Late here, but I'll go with...

1. A repeat, but I just have to go with Cleveland Bob's naming of the Grateful Dead. I tried, but they are just boring (IMHO) - 'course I've never been to a concert. The one song of theirs that I =do= like is what probably clearly sets me apart from other fans - it's their big 80's hit 'Touch of Grey'.

2. The most irksome annoyance, and I realize that it is probably hopeless, but I still keep hoping that commercial radio will get better. Be more adventurous. Give new artists (that sound different from old ones) a chance. Pull interesting songs out of previous eras and play them. For example, I just got Rhino's 'Left of the Dial' 80's collection as a birthday gift. It's great - why can't some of those make to radios today??

I know there are good internet sites for streaming 'radio', but, well, I suppose I'm just a stick in the mud, and want to see the old media get better...

3. Bad Company, Jethro Tull, Eddie Money. Any one requires instant radio station flippage.

John Fowler said...

PS thanks to geor3ge for both the Oswalt 'Christmas Shoes' and Da Vinci's Notebook links...

TMink said...

NYMary, I have hesitated to ask this because I was afraid it would be taken the wrong way, but what is the Christian music you are referring to? The bossy stuff.

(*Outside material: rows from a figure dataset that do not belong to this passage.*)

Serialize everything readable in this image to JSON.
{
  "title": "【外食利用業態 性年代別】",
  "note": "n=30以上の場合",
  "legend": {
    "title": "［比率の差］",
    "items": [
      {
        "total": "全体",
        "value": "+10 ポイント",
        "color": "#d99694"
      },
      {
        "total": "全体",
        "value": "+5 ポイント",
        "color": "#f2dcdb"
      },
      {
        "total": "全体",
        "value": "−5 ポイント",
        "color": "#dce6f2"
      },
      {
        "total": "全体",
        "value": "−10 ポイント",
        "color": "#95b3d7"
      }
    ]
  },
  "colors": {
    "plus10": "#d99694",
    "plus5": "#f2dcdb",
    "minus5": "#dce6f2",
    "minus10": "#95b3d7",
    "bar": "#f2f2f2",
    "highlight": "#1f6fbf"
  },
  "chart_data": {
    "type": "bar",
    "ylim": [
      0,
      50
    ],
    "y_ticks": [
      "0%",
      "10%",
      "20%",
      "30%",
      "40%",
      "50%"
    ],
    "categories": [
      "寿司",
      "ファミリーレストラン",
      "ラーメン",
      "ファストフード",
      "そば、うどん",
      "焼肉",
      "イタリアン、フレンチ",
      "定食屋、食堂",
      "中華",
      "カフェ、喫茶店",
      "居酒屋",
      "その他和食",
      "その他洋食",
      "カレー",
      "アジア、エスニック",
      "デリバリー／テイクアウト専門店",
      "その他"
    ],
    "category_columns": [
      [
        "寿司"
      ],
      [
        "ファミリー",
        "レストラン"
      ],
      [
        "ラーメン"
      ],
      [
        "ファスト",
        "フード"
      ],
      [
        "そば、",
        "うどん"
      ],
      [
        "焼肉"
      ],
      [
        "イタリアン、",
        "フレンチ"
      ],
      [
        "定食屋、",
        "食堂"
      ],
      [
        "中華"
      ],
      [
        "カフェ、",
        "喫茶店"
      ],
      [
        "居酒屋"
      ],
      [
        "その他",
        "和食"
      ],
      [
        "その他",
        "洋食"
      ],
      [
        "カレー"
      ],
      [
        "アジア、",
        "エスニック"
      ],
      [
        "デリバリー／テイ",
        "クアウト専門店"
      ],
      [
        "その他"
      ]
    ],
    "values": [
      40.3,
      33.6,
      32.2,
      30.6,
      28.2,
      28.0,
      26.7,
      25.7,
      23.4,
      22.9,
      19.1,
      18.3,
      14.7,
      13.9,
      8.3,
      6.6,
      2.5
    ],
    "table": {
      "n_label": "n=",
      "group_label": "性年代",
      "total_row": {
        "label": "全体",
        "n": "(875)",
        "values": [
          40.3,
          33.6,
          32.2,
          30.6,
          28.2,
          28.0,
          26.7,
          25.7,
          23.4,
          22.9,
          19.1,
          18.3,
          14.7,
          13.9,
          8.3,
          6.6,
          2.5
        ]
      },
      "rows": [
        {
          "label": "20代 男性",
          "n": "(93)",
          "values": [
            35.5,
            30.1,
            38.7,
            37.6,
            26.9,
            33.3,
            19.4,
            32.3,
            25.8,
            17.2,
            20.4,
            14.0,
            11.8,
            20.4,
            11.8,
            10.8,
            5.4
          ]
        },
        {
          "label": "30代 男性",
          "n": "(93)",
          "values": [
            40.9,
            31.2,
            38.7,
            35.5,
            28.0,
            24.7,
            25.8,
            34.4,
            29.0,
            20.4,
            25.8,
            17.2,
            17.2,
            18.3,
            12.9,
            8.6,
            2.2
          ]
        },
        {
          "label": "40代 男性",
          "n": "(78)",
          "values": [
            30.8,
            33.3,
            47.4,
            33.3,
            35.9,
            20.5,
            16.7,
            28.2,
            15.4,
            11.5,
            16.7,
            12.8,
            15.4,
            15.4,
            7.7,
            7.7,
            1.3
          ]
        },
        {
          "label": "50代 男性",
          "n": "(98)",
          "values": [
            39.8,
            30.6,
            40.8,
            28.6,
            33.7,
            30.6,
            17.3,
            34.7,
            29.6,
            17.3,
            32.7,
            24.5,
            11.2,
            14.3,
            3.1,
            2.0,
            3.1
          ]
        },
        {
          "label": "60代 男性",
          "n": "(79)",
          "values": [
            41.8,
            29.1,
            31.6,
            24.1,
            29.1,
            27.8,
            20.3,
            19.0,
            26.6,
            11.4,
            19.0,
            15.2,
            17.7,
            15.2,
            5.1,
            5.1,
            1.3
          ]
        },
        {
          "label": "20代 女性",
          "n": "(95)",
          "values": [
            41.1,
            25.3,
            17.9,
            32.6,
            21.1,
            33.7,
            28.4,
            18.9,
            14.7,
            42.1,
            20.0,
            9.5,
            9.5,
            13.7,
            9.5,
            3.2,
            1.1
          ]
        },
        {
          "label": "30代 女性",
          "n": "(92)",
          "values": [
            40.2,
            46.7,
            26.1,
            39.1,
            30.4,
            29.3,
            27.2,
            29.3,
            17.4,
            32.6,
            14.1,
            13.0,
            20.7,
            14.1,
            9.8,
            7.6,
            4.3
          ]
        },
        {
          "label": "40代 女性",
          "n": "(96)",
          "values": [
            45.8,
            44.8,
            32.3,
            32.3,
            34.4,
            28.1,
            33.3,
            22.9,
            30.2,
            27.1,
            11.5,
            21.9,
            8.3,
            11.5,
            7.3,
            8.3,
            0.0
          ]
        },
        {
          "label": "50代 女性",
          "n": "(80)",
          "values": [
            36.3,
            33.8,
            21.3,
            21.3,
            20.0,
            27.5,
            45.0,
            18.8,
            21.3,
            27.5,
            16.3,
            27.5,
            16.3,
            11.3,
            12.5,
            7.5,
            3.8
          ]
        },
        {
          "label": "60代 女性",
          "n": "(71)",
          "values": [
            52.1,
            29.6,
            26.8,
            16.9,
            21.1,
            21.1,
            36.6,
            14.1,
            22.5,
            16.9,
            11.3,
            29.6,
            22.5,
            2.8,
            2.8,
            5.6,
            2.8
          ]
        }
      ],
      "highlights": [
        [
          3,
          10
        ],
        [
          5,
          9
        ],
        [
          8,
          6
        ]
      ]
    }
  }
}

I listen to some and am familiar with more, and I don't know the music you refer to. Please understand that this is an honest, friendly question, not some sort of challenge. But if you could name drop some songs or bands I would really be interested in hearing the bossy stuff.

Trey

Dave said...

Kid Charlemagne,

I'm with your friend. I think Todd Rundgren is about the worst offender in violating his own songs (and fans). Imagine how many songwriters would be proud to have composed something as timeless as "Hello It's Me." If T.R. doesn't feel that way, he should drop it from the setlist.

The opposite: James Taylor, who treats all of his songs as if he is singing them for the first time.

Billy said...

The Vagrants!! There's a great clip on youtube of them playing "Oh Those Eyes" poolside and Leslie West looks likes he's wearing pajamas. Fantastic song.

TMink said...

Todd's ADHD kills him when doing the chestnuts. I agree, he should drop them from the set list.